Israeli Prime Minister Benyamin Netanyahu formed a government Wednesday, just hours before a deadline for announcing a coalition.

Six weeks after winning the largest number of seats in the 120-member Knesset, he now has a coalition commanding just 61 votes.

Its membership and size makes it the most right-wing coalition in Israel’s history and also the most unstable. Its agenda will be determined by Israel’s grasping oligarchs who, like their counterparts elsewhere, have no solution to the problems besetting the country other than more militarism and austerity.

Last December, Netanyahu precipitated elections two years ahead of schedule by sacking Finance Minister Yair Lapid and Justice Minister Tzipi Livni—leaders of two of the parties in his previous dysfunctional coalition, in the belief that the disarray of the opposition parties would enable him to win a large majority and form a more pliant coalition based on Israel’s ultra-right-wing parties. This would allow him to push through an austerity budget, while pursuing an aggressive policy towards the Palestinians and preparing for a possible attack on Iran.

Instead, Netanyahu encountered opposition to his constant Iran-baiting, which ran counter to Washington’s plans to draw Tehran into a broader anti-Russia and China alliance. He made a speech to a joint session of the US Congress, organised by the Republican Party leadership behind the back of the Obama administration, where he opposed any US-Tehran deal. But this was widely opposed by the opposition parties, the media and business circles as transparent electioneering that jeopardised Washington’s support for Israel.

Opinion polls predicted that the Labour Party’s Zionist Union coalition would win the most seats. Netanyahu and other Likud leaders went so far as to insinuate that Washington was behind the rise in support for the Zionist Union.

In the end, Netanyahu was only able to secure 30 seats for the Likud Party and win the election on March 17 after making a last ditch appeal to right-wing voters, particularly in Avigdor Lieberman’s Israel Beiteinu (Israel is Our home) and Naftali Bennett’s Beit Yehudi (Jewish Home). He disavowed his 2009 agreement to support a “two state solution” and launched an ultra-nationalist and anti-Palestinian tirade. He called for right-wing voters to go to the polls to counter Israeli Palestinians who were turning out “in droves.”

Despite these efforts, he was unable to secure a stable and viable coalition—forcing him to ask Israel’s president for a two week extension to form a government. Then last week, his former ally and foreign minister, Avigdor Lieberman and his Israel Beiteinu Party pulled out amid bitter recriminations and complaints that Netanyahu was not “nationalistic” enough. Netanyahu was forced to make significant concessions to secure a deal with Naftali Bennett and his Beit Yehudi party, which has eight seats and with whom relations had been both fractious and venomous.
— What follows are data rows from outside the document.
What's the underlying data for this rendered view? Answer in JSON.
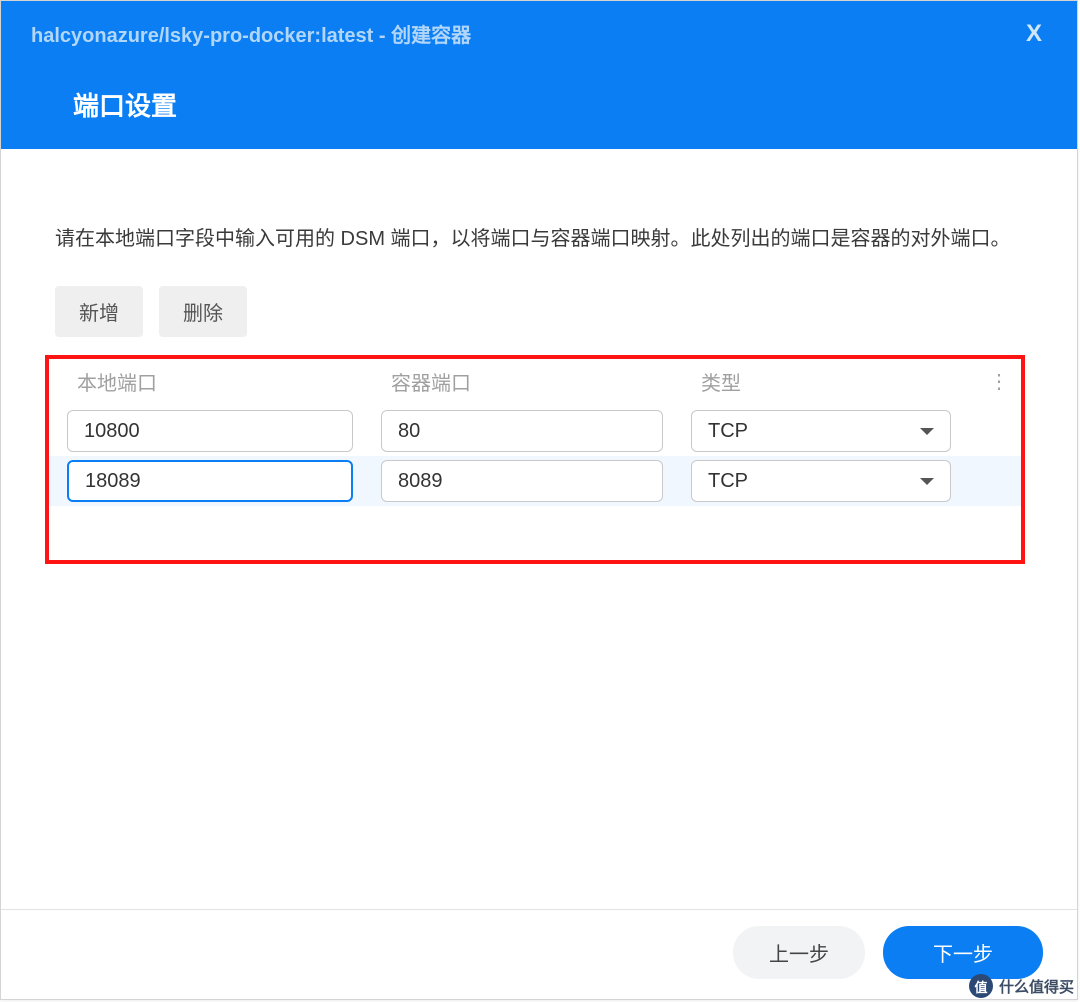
{
  "header": {
    "title": "halcyonazure/lsky-pro-docker:latest - 创建容器",
    "subtitle": "端口设置",
    "close_label": "X"
  },
  "body": {
    "description": "请在本地端口字段中输入可用的 DSM 端口，以将端口与容器端口映射。此处列出的端口是容器的对外端口。",
    "add_btn": "新增",
    "delete_btn": "删除"
  },
  "table": {
    "headers": {
      "local": "本地端口",
      "container": "容器端口",
      "type": "类型"
    },
    "rows": [
      {
        "local": "10800",
        "container": "80",
        "type": "TCP",
        "focused": false,
        "selected": false
      },
      {
        "local": "18089",
        "container": "8089",
        "type": "TCP",
        "focused": true,
        "selected": true
      }
    ]
  },
  "footer": {
    "prev": "上一步",
    "next": "下一步"
  },
  "watermark": {
    "badge": "值",
    "text": "什么值得买"
  }
}
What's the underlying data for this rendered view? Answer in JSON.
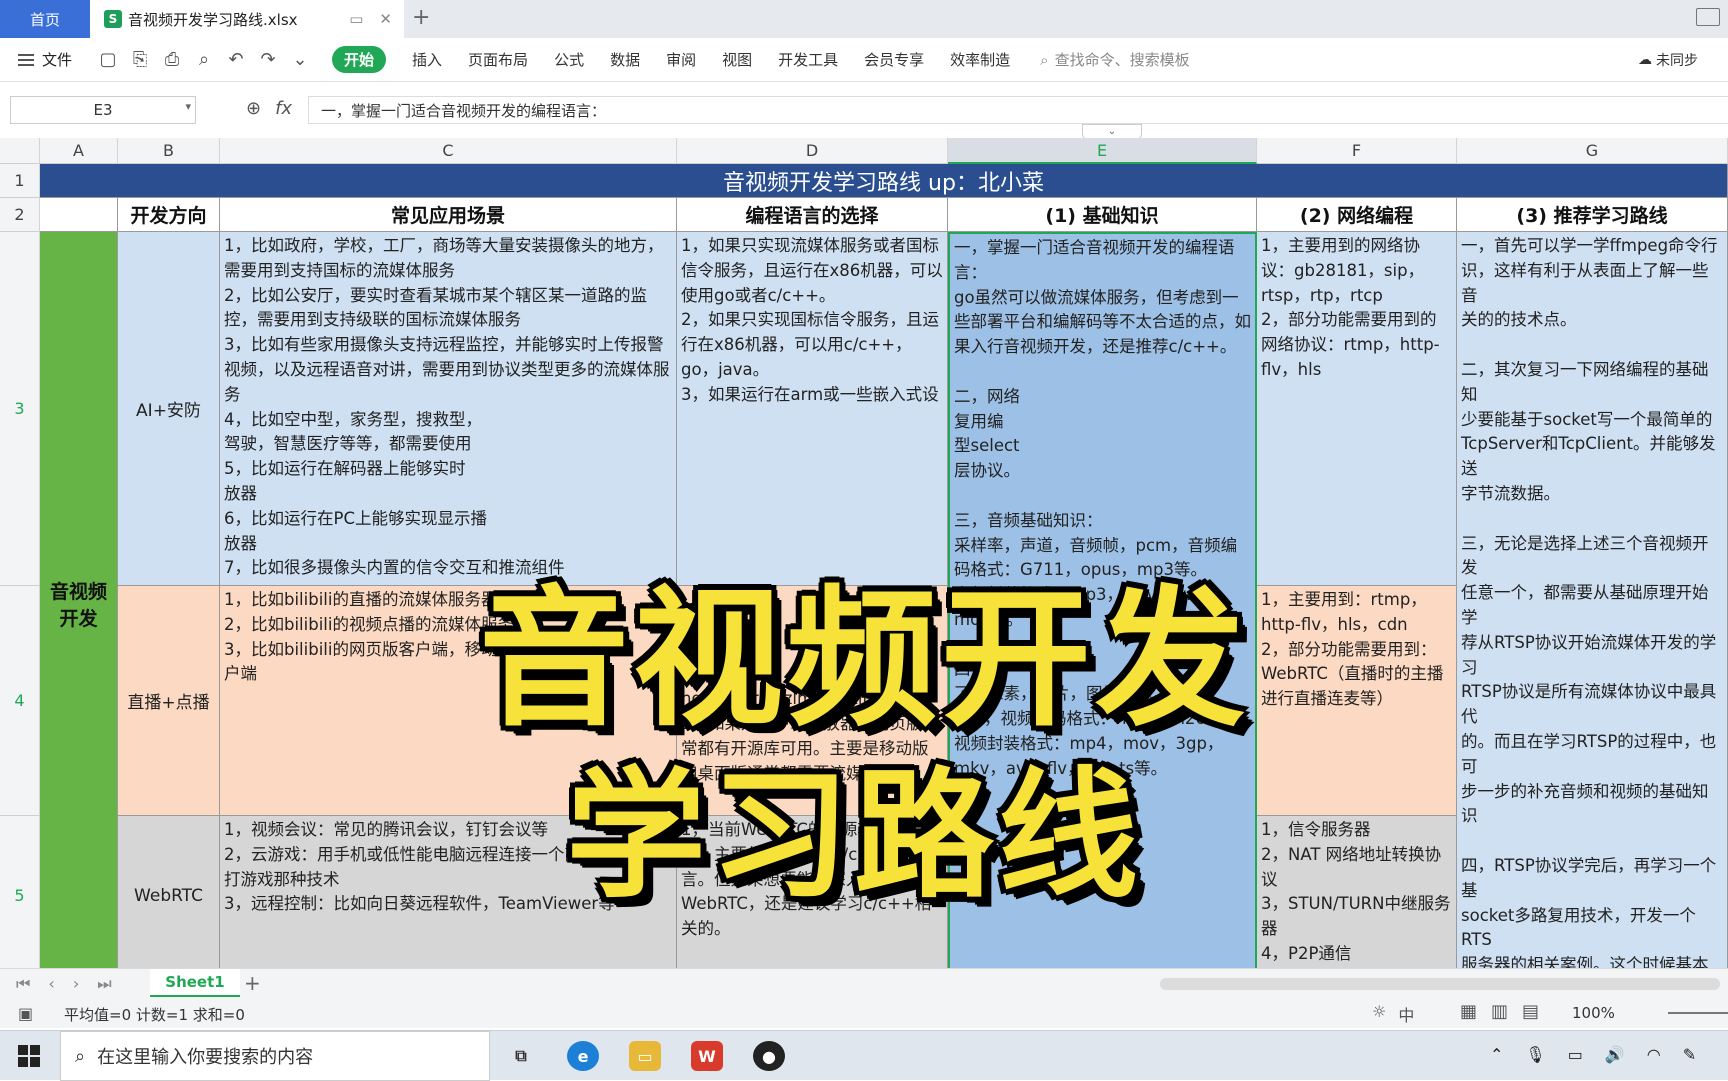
{
  "tabs": {
    "home": "首页",
    "file": "音视频开发学习路线.xlsx",
    "file_badge": "S"
  },
  "ribbon": {
    "file_menu": "文件",
    "tabs": [
      "开始",
      "插入",
      "页面布局",
      "公式",
      "数据",
      "审阅",
      "视图",
      "开发工具",
      "会员专享",
      "效率制造"
    ],
    "search_placeholder": "查找命令、搜索模板",
    "sync": "未同步"
  },
  "formula_bar": {
    "cell_ref": "E3",
    "fx": "fx",
    "content": "一，掌握一门适合音视频开发的编程语言："
  },
  "columns": [
    "A",
    "B",
    "C",
    "D",
    "E",
    "F",
    "G"
  ],
  "rows": [
    "1",
    "2",
    "3",
    "4",
    "5"
  ],
  "sheet": {
    "title": "音视频开发学习路线  up：北小菜",
    "headers": [
      "开发方向",
      "常见应用场景",
      "编程语言的选择",
      "(1) 基础知识",
      "(2) 网络编程",
      "(3) 推荐学习路线"
    ],
    "category": "音视频\n开发",
    "directions": [
      "AI+安防",
      "直播+点播",
      "WebRTC"
    ],
    "c3": "1，比如政府，学校，工厂，商场等大量安装摄像头的地方，需要用到支持国标的流媒体服务\n2，比如公安厅，要实时查看某城市某个辖区某一道路的监控，需要用到支持级联的国标流媒体服务\n3，比如有些家用摄像头支持远程监控，并能够实时上传报警视频，以及远程语音对讲，需要用到协议类型更多的流媒体服务\n4，比如空中型，家务型，搜救型，\n驾驶，智慧医疗等等，都需要使用\n5，比如运行在解码器上能够实时\n放器\n6，比如运行在PC上能够实现显示播\n放器\n7，比如很多摄像头内置的信令交互和推流组件",
    "c4": "1，比如bilibili的直播的流媒体服务器\n2，比如bilibili的视频点播的流媒体服务器\n3，比如bilibili的网页版客户端，移动版客户端，桌\n户端",
    "c5": "1，视频会议：常见的腾讯会议，钉钉会议等\n2，云游戏：用手机或低性能电脑远程连接一个高性能电脑，打游戏那种技术\n3，远程控制：比如向日葵远程软件，TeamViewer等",
    "d3": "1，如果只实现流媒体服务或者国标信令服务，且运行在x86机器，可以使用go或者c/c++。\n2，如果只实现国标信令服务，且运行在x86机器，可以用c/c++，go，java。\n3，如果运行在arm或一些嵌入式设",
    "d4": "\n\n编码还\n务，基本上都\nnginx，srs，zlmediakit。\n2，如果是客户端播放器，网页版通常都有开源库可用。主要是移动版和桌面版通常都需要流媒体开发",
    "d5": "1，当前WebRTC的开源项目比较多，主要集中在go和c/c++两种语言。但如果想要能够深入学习WebRTC，还是建议学习c/c++相关的。",
    "e3": "一，掌握一门适合音视频开发的编程语言：\ngo虽然可以做流媒体服务，但考虑到一些部署平台和编解码等不太合适的点，如果入行音视频开发，还是推荐c/c++。\n\n二，网络\n复用编\n型select\n层协议。\n\n三，音频基础知识：\n采样率，声道，音频帧，pcm，音频编码格式：G711，opus，mp3等。\n音频封装格式：mp3，wav，wma，\n                         mov等。\n\n四，\n了解像素，图片，图片格式，rgb，yuv，视频编码格式：h264，h265等，视频封装格式：mp4，mov，3gp，mkv，avi，flv，ps，ts等。",
    "f3": "1，主要用到的网络协议：gb28181，sip，rtsp，rtp，rtcp\n2，部分功能需要用到的网络协议：rtmp，http-flv，hls",
    "f4": "1，主要用到：rtmp，http-flv，hls，cdn\n2，部分功能需要用到：WebRTC（直播时的主播进行直播连麦等）",
    "f5": "1，信令服务器\n2，NAT 网络地址转换协议\n3，STUN/TURN中继服务器\n4，P2P通信",
    "g3": "一，首先可以学一学ffmpeg命令行\n识，这样有利于从表面上了解一些音\n关的的技术点。\n\n二，其次复习一下网络编程的基础知\n少要能基于socket写一个最简单的\nTcpServer和TcpClient。并能够发送\n字节流数据。\n\n三，无论是选择上述三个音视频开发\n任意一个，都需要从基础原理开始学\n荐从RTSP协议开始流媒体开发的学习\nRTSP协议是所有流媒体协议中最具代\n的。而且在学习RTSP的过程中，也可\n步一步的补充音频和视频的基础知识\n\n四，RTSP协议学完后，再学习一个基\nsocket多路复用技术，开发一个RTS\n服务器的相关案例。这个时候基本上\n搞懂了流媒体服务器是怎么一回事，\n论是学习AI安防方向，还是直播方向\n比较容易选择且目标清晰了。"
  },
  "overlay": {
    "line1": "音视频开发",
    "line2": "学习路线"
  },
  "sheet_tab": "Sheet1",
  "status": {
    "stats": "平均值=0  计数=1  求和=0",
    "zoom": "100%"
  },
  "taskbar": {
    "search": "在这里输入你要搜索的内容"
  },
  "colors": {
    "title_bg": "#2a4e8f",
    "category_green": "#67b446",
    "row3_blue": "#cfe0f2",
    "row4_peach": "#fcd9c2",
    "row5_gray": "#d6d6d6",
    "accent_green": "#20a856",
    "overlay_yellow": "#f7e23a"
  }
}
Bennett supports the expansion of Israeli settlements in the Occupied Palestinian Territories, is opposed to any Palestinian statelet, however circumscribed, and advocates the annexation of Area C—the majority of the West Bank. While not substantially different from Netanyahu’s, such policies when so publicly declared run counter to the Obama administration’s calls for “talks with the Palestinians.”

The “peace process” is a sop to legitimise the ongoing US military operations, both open and covert, in Iraq, Syria and Yemen, to secure hegemony over the Middle East and whose ultimate target is Iran. These operations depend upon Arab bases and military participation.
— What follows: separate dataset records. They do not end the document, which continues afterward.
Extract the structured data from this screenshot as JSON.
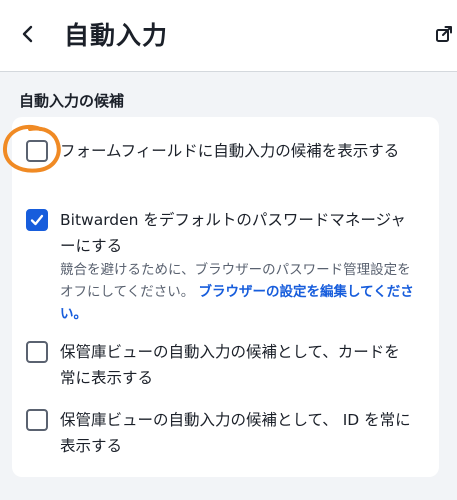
{
  "header": {
    "title": "自動入力",
    "back_icon": "chevron-left-icon",
    "popout_icon": "popout-icon"
  },
  "section": {
    "title": "自動入力の候補"
  },
  "options": [
    {
      "label": "フォームフィールドに自動入力の候補を表示する",
      "checked": false
    },
    {
      "label": "Bitwarden をデフォルトのパスワードマネージャーにする",
      "checked": true,
      "help_text": "競合を避けるために、ブラウザーのパスワード管理設定をオフにしてください。",
      "help_link": "ブラウザーの設定を編集してください。"
    },
    {
      "label": "保管庫ビューの自動入力の候補として、カードを常に表示する",
      "checked": false
    },
    {
      "label": "保管庫ビューの自動入力の候補として、 ID を常に表示する",
      "checked": false
    }
  ],
  "colors": {
    "accent": "#175ddc",
    "annotation": "#f08a24"
  }
}
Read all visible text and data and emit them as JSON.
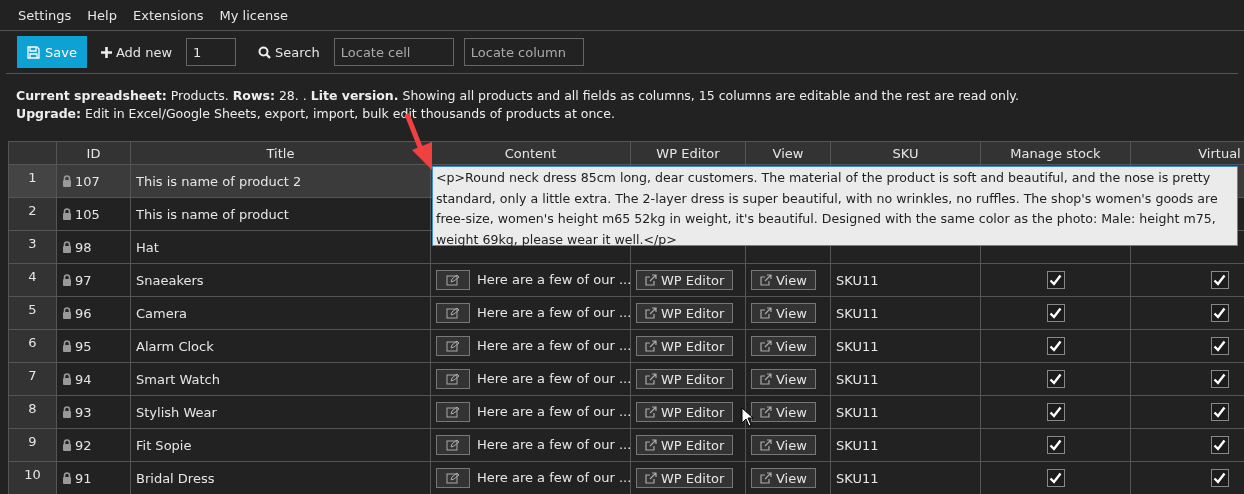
{
  "menu": [
    {
      "label": "Settings"
    },
    {
      "label": "Help"
    },
    {
      "label": "Extensions"
    },
    {
      "label": "My license"
    }
  ],
  "toolbar": {
    "save": "Save",
    "add_new": "Add new",
    "add_count": "1",
    "search": "Search",
    "locate_cell": {
      "placeholder": "Locate cell"
    },
    "locate_column": {
      "placeholder": "Locate column"
    }
  },
  "info": [
    "**Current spreadsheet:** Products. **Rows:** 28. . **Lite version.** Showing all products and all fields as columns, 15 columns are editable and the rest are read only.",
    "**Upgrade:** Edit in Excel/Google Sheets, export, import, bulk edit thousands of products at once."
  ],
  "table": {
    "columns": [
      "ID",
      "Title",
      "Content",
      "WP Editor",
      "View",
      "SKU",
      "Manage stock",
      "Virtual"
    ],
    "rows": [
      {
        "number": "1",
        "id": "107",
        "title": "This is name of product 2",
        "selected": true
      },
      {
        "number": "2",
        "id": "105",
        "title": "This is name of product",
        "selected": false
      },
      {
        "number": "3",
        "id": "98",
        "title": "Hat",
        "selected": false
      },
      {
        "number": "4",
        "id": "97",
        "title": "Snaeakers",
        "selected": false,
        "content": "Here are a few of our ...",
        "wp_editor": "WP Editor",
        "view": "View",
        "sku": "SKU11",
        "manage_stock": true,
        "virtual": true
      },
      {
        "number": "5",
        "id": "96",
        "title": "Camera",
        "selected": false,
        "content": "Here are a few of our ...",
        "wp_editor": "WP Editor",
        "view": "View",
        "sku": "SKU11",
        "manage_stock": true,
        "virtual": true
      },
      {
        "number": "6",
        "id": "95",
        "title": "Alarm Clock",
        "selected": false,
        "content": "Here are a few of our ...",
        "wp_editor": "WP Editor",
        "view": "View",
        "sku": "SKU11",
        "manage_stock": true,
        "virtual": true
      },
      {
        "number": "7",
        "id": "94",
        "title": "Smart Watch",
        "selected": false,
        "content": "Here are a few of our ...",
        "wp_editor": "WP Editor",
        "view": "View",
        "sku": "SKU11",
        "manage_stock": true,
        "virtual": true
      },
      {
        "number": "8",
        "id": "93",
        "title": "Stylish Wear",
        "selected": false,
        "content": "Here are a few of our ...",
        "wp_editor": "WP Editor",
        "view": "View",
        "sku": "SKU11",
        "manage_stock": true,
        "virtual": true
      },
      {
        "number": "9",
        "id": "92",
        "title": "Fit Sopie",
        "selected": false,
        "content": "Here are a few of our ...",
        "wp_editor": "WP Editor",
        "view": "View",
        "sku": "SKU11",
        "manage_stock": true,
        "virtual": true
      },
      {
        "number": "10",
        "id": "91",
        "title": "Bridal Dress",
        "selected": false,
        "content": "Here are a few of our ...",
        "wp_editor": "WP Editor",
        "view": "View",
        "sku": "SKU11",
        "manage_stock": true,
        "virtual": true
      }
    ]
  },
  "editor": {
    "value": "<p>Round neck dress 85cm long, dear customers. The material of the product is soft and beautiful, and the nose is pretty standard, only a little extra. The 2-layer dress is super beautiful, with no wrinkles, no ruffles. The shop's women's goods are free-size, women's height m65 52kg in weight, it's beautiful. Designed with the same color as the photo: Male: height m75, weight 69kg, please wear it well.</p>"
  }
}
In return for saving Netanyahu’s premiership, Bennett demanded and got the Justice Ministry for Ayelet Shaked of the Jewish Home party. Shaked is virulently hostile to both the Palestinians and African migrants, whom she has said pose a threat to Israel’s Jewish character. She has pressed for the “Jewish Nationality Bill,” which would further jeopardise the citizenship of Israel’s own Palestinians who form 20 percent of the population.

Shaked will also head the powerful Ministerial Committee for Legislation and the Judicial Appointments. She has been at the forefront of the right-wing push to curb the powers of Israel’s Supreme Court to strike down government legislation. Netanyahu himself proposes to expand the judicial appointments committee that selects Israel’s judges with a minister and an additional legislator, giving politicians a majority on the committee and thus paving the way for the government to pack the court.
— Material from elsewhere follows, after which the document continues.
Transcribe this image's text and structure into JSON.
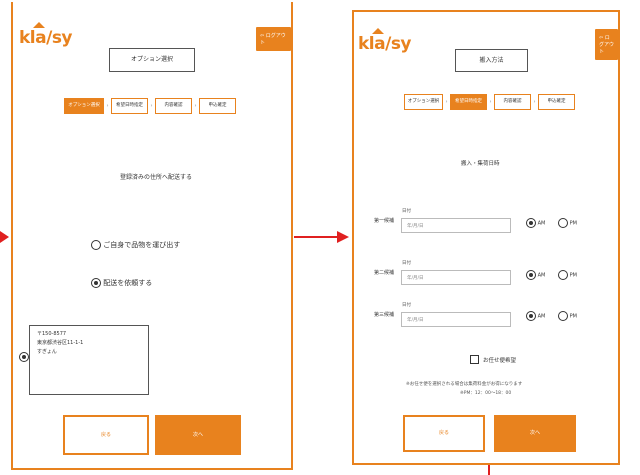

Uri Ariel, also from Jewish Home, will take the agriculture portfolio, giving Jewish Home control over the World Zionist Organization’s Settlement Division, which funds infrastructure for West Bank settlements. He will also be responsible for Bedouin affairs, against a background of bitter disputes over plans to deprive the Bedouins of their ancestral homes.

Bennett himself will head the education ministry, whose budget is to be increased by $163 million. The pay of conscript soldiers in their third year is set to rise at a cost of $250 million, while Ariel University, Israel’s newest university located in the West Bank, will have its budget increased.

Other members of the Netanyahu’s new coalition include Kulanu (All of Us), a Likud splinter group (ten seats), the ultra-Orthodox Shas (seven seats) and United Torah Judaism (six seats).

Kulanu’s chief, Moshe Kahlan, who favours an economic shakeup of Israel’s monopolies, will get the finance ministry, while the housing and environment ministries will go to other members of Kulanu. Shas will get the economy and religious affairs ministries. Moshe Ya’alon of Likud is expected to retain the defence portfolio.

The coalition has agreed to repeal a law that expands the military draft to include the ultra-Orthodox and another law easing the conversion process to Judaism. While Likud plans to introduce a Jewish Nationality Bill and a law to circumscribe the Supreme Court’s power, the coalition parties will have a free vote on these issues.

Netanyahu’s wheeling and dealing, to secure a majority of one, leaves him in charge of a fractious cabinet and subject to blackmailing by his partners in pursuit of their own interests and social bases.

The opposition includes the Zionist Union with 24 seats, TV presenter Yair Lapid’s Yesh Atid (11 seats), the middle class liberal and former “peace” party Meretz (four seats), and the Arab United List with 14 seats.

Netanyahu has conspicuously not replaced his former Foreign Minister Avigdor Lieberman, instead reserving the post for himself in addition to the premiership. This leaves the door open for a possible deal with Isaac Herzog’s Zionist Union and a key cabinet role for Herzog or one of his allies. This would, as well as securing his government, help to mend fences with Washington, which is anxious to see a more malleable figure in charge of foreign relations.

Herzog, who ran his campaign on the slogan “Anyone but Bibi [Netanyahu’s nickname],” said that the party’s natural place is in opposition to Likud. But true to form, he did not explicitly rule out joining a Netanyahu-led government.